Fartas
Lúcia chegou com mais de trinta minutos de atraso. Deixei nosso café marcado para as 16 h, foi uma trabalheira para deixar tudo pronto, mas eu já devia imaginar que isso aconteceria, e no fundo eu sabia por quê.
Tocou a campainha e antes mesmo de abrir a porta já podia vê-la sorrindo através do olho mágico. Entrou pedindo desculpas e falando de forma tranquila, como se nada de errado estivesse acontecendo. Ofereci um copo de água, ela sentou na poltrona, de modo que quando voltei da cozinha e sentei no sofá, ficamos frente a frente.
– Wanda voltou a mancar com a perna direita. Disse eu sem muita cerimônia.
– Eu percebi no Natal que ela não estava muito bem, o que aconteceu agora?
– Sinceramente não sei Lúcia, cada hora é um problema novo que ela inventa, não tem como saber dessa vez.
– Marta, sinceramente eu cansei de me preocupar com a Wanda, tenho minha família, meus problemas, não podemos ser babá dela a vida inteira. Uma coisa era quando éramos crianças e só tínhamos uma a outra, agora estamos com quase sessenta, e a Wanda é a mais velha.
Sua voz permanecia em um tom tranquilo, sem grandes alterações, porém, o pé esquerdo, balançava freneticamente enquanto sua perna permanecia cruzada.
Lúcia terminou lentamente de beber a água, depois fomos nos sentar a mesa.
– E você Marta, como está? Fiquei feliz com o convite.
Falou enquanto tentava se servir da primeira xícara de café, até desastrosamente deixar a colher virar, derramando pó sobre a mesa.
– Mil desculpas. Como estou distraída ultimamente.
Falou com a mansidão habitual, enquanto eu reparava seus dedos tremulando levemente.
– Que nada, limpo isso num instante. Mas como eu estava dizendo, a Wanda têm reclamado também de dor no joelho, disse que não está conseguindo andar como antes.
– Essa é a semana dela ficar com a Marlene, isso que me preocupada.
No rosto de Lúcia era possível ver um leve sorriso, enquanto seu corpo remexia na cadeira. Deu um gole generoso no café e começou a cortar a primeira fatia de bolo, e acrescentava umas fatias de frios no prato. Ela sempre gostou de misturar o doce e salgado, desde quanto eu podia lembrar.
_ Não se preocupa não, ela é adulta, e além do mais, quem está doente de verdade é a Marlene. Falou com a boca cheia, mas sem demonstrar muita preocupação. Porém, reparei que seus olhos enchiam de lágrimas. Ela também sempre foi assim, de transbordar sentimento pelos olhos.
– Me desculpa Lúcia, mas como somos as irmãs saudáveis no momento, achei por bem te contar o que estava acontecendo. Nós sabemos bem o que acontece quando a Wanda reclama deste bendito joelho, ela vai desmoronar a qualquer momento, e eu não sei se….
Lúcia limpou a boca com um guardanapo, levantou da cadeira impecavelmente, como uma Rainha sai de seu trono. Sacudiu a roupa, para retirar qualquer evidência de algum farelo que pudesse ter grudado no tecido. Olhou para o relógio e disse que tinha um compromisso, que precisava ir.
– Eu não acredito que você está fazendo isso Lúcia.
– Isso o que minha irmã, indo embora? Que mal há nisso, tenho minha vida para resolver.
– Não, o problema não é ir embora, é fugir da realidade.
– Não me confunde com a Wanda, falou sem levantar a voz. Mas suas sobrancelhas estavam arqueadas e os dentes cerrados. Ela sempre foi assim, a mais transparente das quatro.
– Tudo bem minha irmã, me desculpa, entendo que tenha seus compromissos. Obrigada por ter vindo.
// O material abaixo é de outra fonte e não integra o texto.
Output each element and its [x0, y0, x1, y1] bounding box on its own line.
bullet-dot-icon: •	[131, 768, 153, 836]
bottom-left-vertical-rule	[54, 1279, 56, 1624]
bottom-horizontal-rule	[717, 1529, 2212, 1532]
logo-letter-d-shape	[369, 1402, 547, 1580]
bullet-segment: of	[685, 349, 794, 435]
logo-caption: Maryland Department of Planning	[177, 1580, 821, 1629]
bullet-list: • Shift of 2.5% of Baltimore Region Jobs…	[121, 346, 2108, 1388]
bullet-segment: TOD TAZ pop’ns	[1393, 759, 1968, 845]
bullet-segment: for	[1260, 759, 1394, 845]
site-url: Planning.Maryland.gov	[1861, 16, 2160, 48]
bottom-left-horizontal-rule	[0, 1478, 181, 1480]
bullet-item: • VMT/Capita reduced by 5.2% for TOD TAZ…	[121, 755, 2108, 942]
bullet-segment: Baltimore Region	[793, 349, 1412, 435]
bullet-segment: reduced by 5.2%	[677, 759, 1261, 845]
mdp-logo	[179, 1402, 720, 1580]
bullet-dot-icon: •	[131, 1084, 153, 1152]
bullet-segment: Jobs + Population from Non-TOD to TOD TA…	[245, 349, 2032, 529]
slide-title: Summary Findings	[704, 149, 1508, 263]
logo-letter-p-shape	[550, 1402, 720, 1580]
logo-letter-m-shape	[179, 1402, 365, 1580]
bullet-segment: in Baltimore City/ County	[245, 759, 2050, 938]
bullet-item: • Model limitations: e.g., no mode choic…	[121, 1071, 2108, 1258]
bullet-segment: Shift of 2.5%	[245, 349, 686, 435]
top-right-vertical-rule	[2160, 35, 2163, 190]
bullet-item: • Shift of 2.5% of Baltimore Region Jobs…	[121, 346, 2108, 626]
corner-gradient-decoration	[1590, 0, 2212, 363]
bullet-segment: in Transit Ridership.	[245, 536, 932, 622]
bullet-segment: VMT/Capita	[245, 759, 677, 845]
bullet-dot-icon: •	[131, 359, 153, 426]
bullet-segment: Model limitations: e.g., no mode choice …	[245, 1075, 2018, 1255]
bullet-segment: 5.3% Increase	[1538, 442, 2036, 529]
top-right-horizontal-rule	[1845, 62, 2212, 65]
Amenizei a situação.
Lúcia soltou um grande suspiro e desfez a tensão do seu corpo.
Pediu para ir ao banheiro e enquanto caminhava, percebi pela primeira vez seu corpo envelhecido, com movimentos mais lentos, cabelos mais ralos, sobrepeso. Todas nós estávamos assim, uma pior que a outra. E de repente eu percebi, o que as palavras de Lúcia não diziam, mas seu corpo gritava. Que Wanda desmorone então! Estamos fartas.